É o que encontrei na vertical de SoldeSol, com direito a conhecer detalhes do que se passou em cada colheita e trocar idéias com meus parceiros de degustação. Dois aspectos ficaram claros: o clima em Traiguén não é tão estável quanto em outras regiões chilenas. As variações são mais significativas, mas permanece a tese que as ímpares são as melhores. A segunda constatação é a evidente evolução qualitativa do vinho, mesmo diante de safras menos favoráveis. Um ótimo sinal. Fazer vinho bom de vez em quando não é mérito nenhum. 

 

A prova teve início com o primeiro SoldeSol colocado no mercado, o 2000. Nessa sua estréia, compreensivelmente, a fermentação se deu em barris de carvalho 100% novos, o que marcou um pouco o vinho. Hoje a madeira está mais integrada, embora ainda se sinta sua presença. O toque exótico fica por conta da untuosidade em boca, justificada por Felipe pela presença, ainda que pequena, de botrytis no vinhedo. O frescor agradável que se mantém é fruto dos 60% do vinho que não passaram por fermentação malolática. 

 

As boas condições climáticas em 2001 permitiram que as uvas atingissem bons índices de maturação com bom estado sanitário. O vinho apresenta belas notas minerais, frescor e elegância, mostrando-se vivo e menos evoluído que o anterior. 

 

As dificuldades impostas pelo clima em 2002, com muita chuva, quase levaram Solminihac a decidir não soltar vinho naquele ano. Um trabalho de seleção esmerado conseguiu reverter um pouco a situação e ensejar exemplares bem honestos. Os aromas de abacaxi compotado e um frescor no seu limite inferior, denotam os apuros encontrados, mas dignamente contornados. 

 

Tudo voltou ao normal em 2003, safra em que as etapas transcorreram favoravelmente, o que resultou num belo, fresco, e bem estruturado SoldeSol.. As circunstâncias se inverteram no ano seguinte, e a chuva forte durante a colheita prejudicou o trabalho; o vinho se ressente disso. Falta-lhe acidez e extrato. 

 

Nada como um ano após o outro. Um verão seco e quente, que se prolongou até o outono, proporcionou uvas perfeitas. Daí o 2005 atingir alto padrão de qualidade, com todos seus ricos componentes em perfeito equilíbrio.

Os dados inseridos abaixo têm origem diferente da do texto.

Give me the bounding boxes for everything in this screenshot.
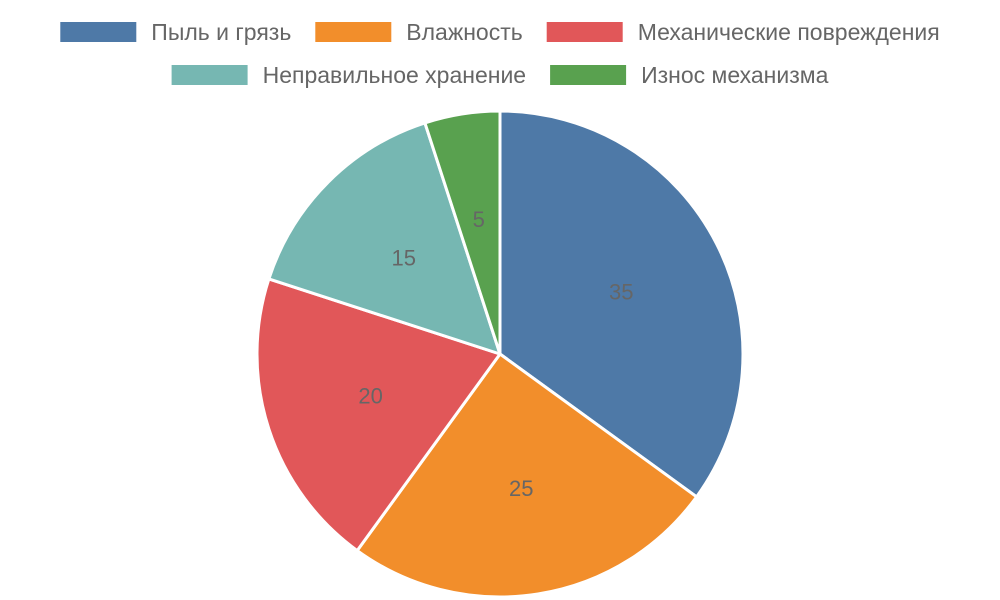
legend-item-1[interactable]: Пыль и грязь <box>60 19 291 45</box>
chart-legend: Пыль и грязь Влажность Механические повреж… <box>60 19 940 88</box>
pie-slice-2 <box>355 352 699 599</box>
legend-swatch <box>550 65 627 85</box>
legend-swatch <box>171 65 248 85</box>
legend-label: Влажность <box>406 19 522 45</box>
pie-slices <box>255 109 745 599</box>
slice-value-label: 20 <box>358 384 382 409</box>
pie-slice-5 <box>423 109 502 356</box>
pie-slice-3 <box>255 277 502 553</box>
slice-value-label: 5 <box>473 207 485 232</box>
legend-label: Механические повреждения <box>638 19 940 45</box>
legend-swatch <box>546 22 623 42</box>
legend-label: Пыль и грязь <box>151 19 291 45</box>
legend-swatch <box>315 22 392 42</box>
legend-item-5[interactable]: Износ механизма <box>550 62 829 88</box>
legend-item-4[interactable]: Неправильное хранение <box>171 62 527 88</box>
legend-item-2[interactable]: Влажность <box>315 19 523 45</box>
slice-value-label: 15 <box>392 245 416 270</box>
pie-slice-1 <box>498 109 745 499</box>
legend-item-3[interactable]: Механические повреждения <box>546 19 940 45</box>
legend-swatch <box>60 22 137 42</box>
slice-value-label: 25 <box>509 476 533 501</box>
legend-label: Износ механизма <box>641 62 828 88</box>
slice-value-label: 35 <box>609 280 633 305</box>
slice-labels: 35 25 20 15 5 <box>358 207 633 501</box>
legend-label: Неправильное хранение <box>263 62 527 88</box>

A madeira bem dosada colabora para evidenciar sua riqueza e mineralidade. 

 

Em 2006, parece que o clima resolveu quebrar a regra de que anos pares são inferiores. Como conseqüência saiu um vinho com boa estrutura, com boa sensação de frutas cítricas frescas, como abacaxi, sem deixar de lado seu importante aspecto mineral, característica presente nos melhores brancos. A porcentagem pequena de madeira nova, 20%, também ressalta esse atributo. Por ora ainda está meio fechado, sendo temerário fazer qualquer comparação com o 2005. Não faz grande diferença. São dois grandes chardonnays, que devem servir de exemplo a outros produtores, principalmente do Novo Mundo.